Così, dalla risata che sta in superficie passi a quella folata che scende giù, sempre più giù, nel posto dove c’è sempre, anche se a volte per fortuna riesci a tenerla a bada, o perfino a non accorgertene, quella «specie di materiale pesante che si piazza sullo stomaco e poi tende a scavare come se volesse penetrare». Però, che ci sia qualcuno che sa raccontarlo, è come una mano che ti prende quel macigno, lo solleva e ti dice guarda, per adesso lo prendo io, anche il tuo, e per qualche ora tu puoi respirare meglio. Paternità, morte, sesso, amore, relazioni, vecchiaia, matrimoni, feste, piccoli incidenti quotidiani, piccole gioie quotidiane, superficie e profondità, Francesco Piccolo in questo Momenti trascurabili si supera. Anche a lui, come a me, sembra che gli altri vivano sempre «vite più belle della mia», anche a lui, come a me, capita di pensare se è meglio fare sogni belli, così non ti angosci nel sonno, o incubi, così quando ti svegli sei felice. Anche lui, come me, quando c’è qualcuno che cerca di guardargli l’anima farebbe qualunque cosa, si metterebbe qualunque cosa davanti all’anima pur di farla scomparire agli occhi degli altri, anche lui come me si rasserena quando c’è qualcuno che ti indica la meta («in autostrada si è gentili, si va dritti verso una meta e la meta è chiara e indicata da pannelli verdi che cominciano ad avvisarti alcuni chilometri prima»). Anche lui, come me, ha paura di aver sbagliato tutto, o qualcosa di importante, ha paura di invecchiare, ha paura di morire, ha paura di deludere chi ama, vuole essere amato più di tutti e vuole essere speciale, e vuole che gli altri gli dicano che lui è speciale, anche lui ha paura di non amare più la persona che ama da una vita, anche lui s’insospettisce se in autostrada dicono «uscita consigliata», anche lui non vuole mai far benzina al motorino e rimane sempre a terra, anche lui ha paura di essere stato inutile nelle vite degli altri ma lui sa raccontarlo e dice: «Il risultato di tutto questo è che ho cominciato a ritrovarmi pieno di ricordi, e la memoria è principalmente insopportabile». E poi aggiunge: «Specie con le fidanzate».
Ora.

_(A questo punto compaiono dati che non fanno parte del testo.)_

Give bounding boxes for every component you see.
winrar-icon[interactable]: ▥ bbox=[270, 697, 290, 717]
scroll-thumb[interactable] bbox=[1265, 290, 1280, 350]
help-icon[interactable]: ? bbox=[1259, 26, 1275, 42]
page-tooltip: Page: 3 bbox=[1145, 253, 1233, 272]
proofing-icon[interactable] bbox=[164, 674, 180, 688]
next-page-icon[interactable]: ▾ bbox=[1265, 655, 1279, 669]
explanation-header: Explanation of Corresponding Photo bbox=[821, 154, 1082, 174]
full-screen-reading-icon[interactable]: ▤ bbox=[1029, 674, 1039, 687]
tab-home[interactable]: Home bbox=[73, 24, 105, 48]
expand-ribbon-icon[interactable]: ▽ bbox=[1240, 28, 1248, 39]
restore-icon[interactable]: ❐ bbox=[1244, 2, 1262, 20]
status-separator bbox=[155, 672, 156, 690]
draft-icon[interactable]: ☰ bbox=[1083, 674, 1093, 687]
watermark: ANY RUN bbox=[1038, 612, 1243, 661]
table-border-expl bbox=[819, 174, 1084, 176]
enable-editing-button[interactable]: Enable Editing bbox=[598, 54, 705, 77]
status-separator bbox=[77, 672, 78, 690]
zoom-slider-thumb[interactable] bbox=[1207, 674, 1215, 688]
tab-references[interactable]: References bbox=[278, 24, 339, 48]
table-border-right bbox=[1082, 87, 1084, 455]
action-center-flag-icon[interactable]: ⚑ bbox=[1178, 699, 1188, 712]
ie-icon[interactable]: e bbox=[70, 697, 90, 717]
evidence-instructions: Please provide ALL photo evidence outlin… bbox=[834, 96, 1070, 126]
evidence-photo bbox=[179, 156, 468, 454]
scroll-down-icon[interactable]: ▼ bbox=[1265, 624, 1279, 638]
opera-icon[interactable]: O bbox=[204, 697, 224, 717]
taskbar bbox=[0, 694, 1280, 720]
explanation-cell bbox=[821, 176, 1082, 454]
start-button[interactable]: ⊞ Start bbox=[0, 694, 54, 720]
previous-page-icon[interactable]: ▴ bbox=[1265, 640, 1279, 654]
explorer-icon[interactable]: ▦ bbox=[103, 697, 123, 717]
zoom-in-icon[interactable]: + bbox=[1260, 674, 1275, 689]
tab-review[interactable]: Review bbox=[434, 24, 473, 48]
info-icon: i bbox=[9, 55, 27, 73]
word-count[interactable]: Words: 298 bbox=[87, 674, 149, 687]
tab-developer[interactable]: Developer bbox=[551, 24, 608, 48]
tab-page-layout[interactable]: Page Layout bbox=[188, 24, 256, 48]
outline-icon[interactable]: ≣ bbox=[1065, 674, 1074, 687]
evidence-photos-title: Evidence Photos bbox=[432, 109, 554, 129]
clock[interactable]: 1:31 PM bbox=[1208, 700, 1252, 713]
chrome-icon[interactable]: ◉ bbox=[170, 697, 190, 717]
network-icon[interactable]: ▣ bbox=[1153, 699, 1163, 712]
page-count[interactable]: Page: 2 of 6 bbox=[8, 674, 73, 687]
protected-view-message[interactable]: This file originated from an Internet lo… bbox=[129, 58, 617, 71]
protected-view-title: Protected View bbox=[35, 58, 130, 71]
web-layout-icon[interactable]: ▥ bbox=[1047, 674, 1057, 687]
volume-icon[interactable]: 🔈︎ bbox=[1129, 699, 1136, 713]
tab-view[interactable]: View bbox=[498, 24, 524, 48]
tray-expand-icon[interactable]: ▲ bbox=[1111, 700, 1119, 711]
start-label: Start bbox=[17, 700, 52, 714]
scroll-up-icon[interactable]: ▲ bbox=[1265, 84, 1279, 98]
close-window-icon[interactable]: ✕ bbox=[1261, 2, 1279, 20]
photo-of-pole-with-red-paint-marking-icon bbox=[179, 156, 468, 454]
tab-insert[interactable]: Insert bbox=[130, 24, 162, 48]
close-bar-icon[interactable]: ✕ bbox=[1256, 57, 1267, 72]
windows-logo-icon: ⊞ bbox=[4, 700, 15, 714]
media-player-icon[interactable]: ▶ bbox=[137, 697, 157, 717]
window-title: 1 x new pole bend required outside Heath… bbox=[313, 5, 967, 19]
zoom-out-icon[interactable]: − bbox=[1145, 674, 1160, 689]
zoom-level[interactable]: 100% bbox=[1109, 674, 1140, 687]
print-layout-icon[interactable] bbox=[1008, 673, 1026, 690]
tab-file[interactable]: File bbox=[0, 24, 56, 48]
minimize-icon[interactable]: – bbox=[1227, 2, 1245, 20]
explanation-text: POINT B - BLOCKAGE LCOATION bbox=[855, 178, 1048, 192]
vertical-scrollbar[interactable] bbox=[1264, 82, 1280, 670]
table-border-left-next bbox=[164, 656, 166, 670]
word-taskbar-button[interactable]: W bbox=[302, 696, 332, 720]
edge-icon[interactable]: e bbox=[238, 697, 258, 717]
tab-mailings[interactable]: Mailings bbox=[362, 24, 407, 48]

Quello che mi stupisce, anzi mi rende sicurissima che la sua vita sia molto, ma molto più bella della mia è che Piccolo scrive sceneggiature (per esempio quella della serie tratta da L’amica geniale di Elena Ferrante), romanzi (con Il desiderio di essere come tutti ha vinto il Premio Strega), libri-momenti come questo e un milione di altre cose e ogni volta c’è un Piccolo diverso. Un Piccolo esilarante, un Piccolo politico, un Piccolo narratore puro, un Piccolo maschio, un Piccolo femmina. Questo potere è come quello dei camion del film Transformers 4, che da semplici camion si trasformano in mostri buoni o cattivi sotto gli occhi della gente. Ma come fa? Forse ci riesce perché vede qualcosa dentro «ogni singolo gesto, i sapori, l’aria, il tempo, la stoffa, la strada, la persona accanto, il profumo, il panorama, il vento, la porta, il sorriso. Ma tutto, tutto». E forse è così che accade che, come dice lui, «la vita non finisce più».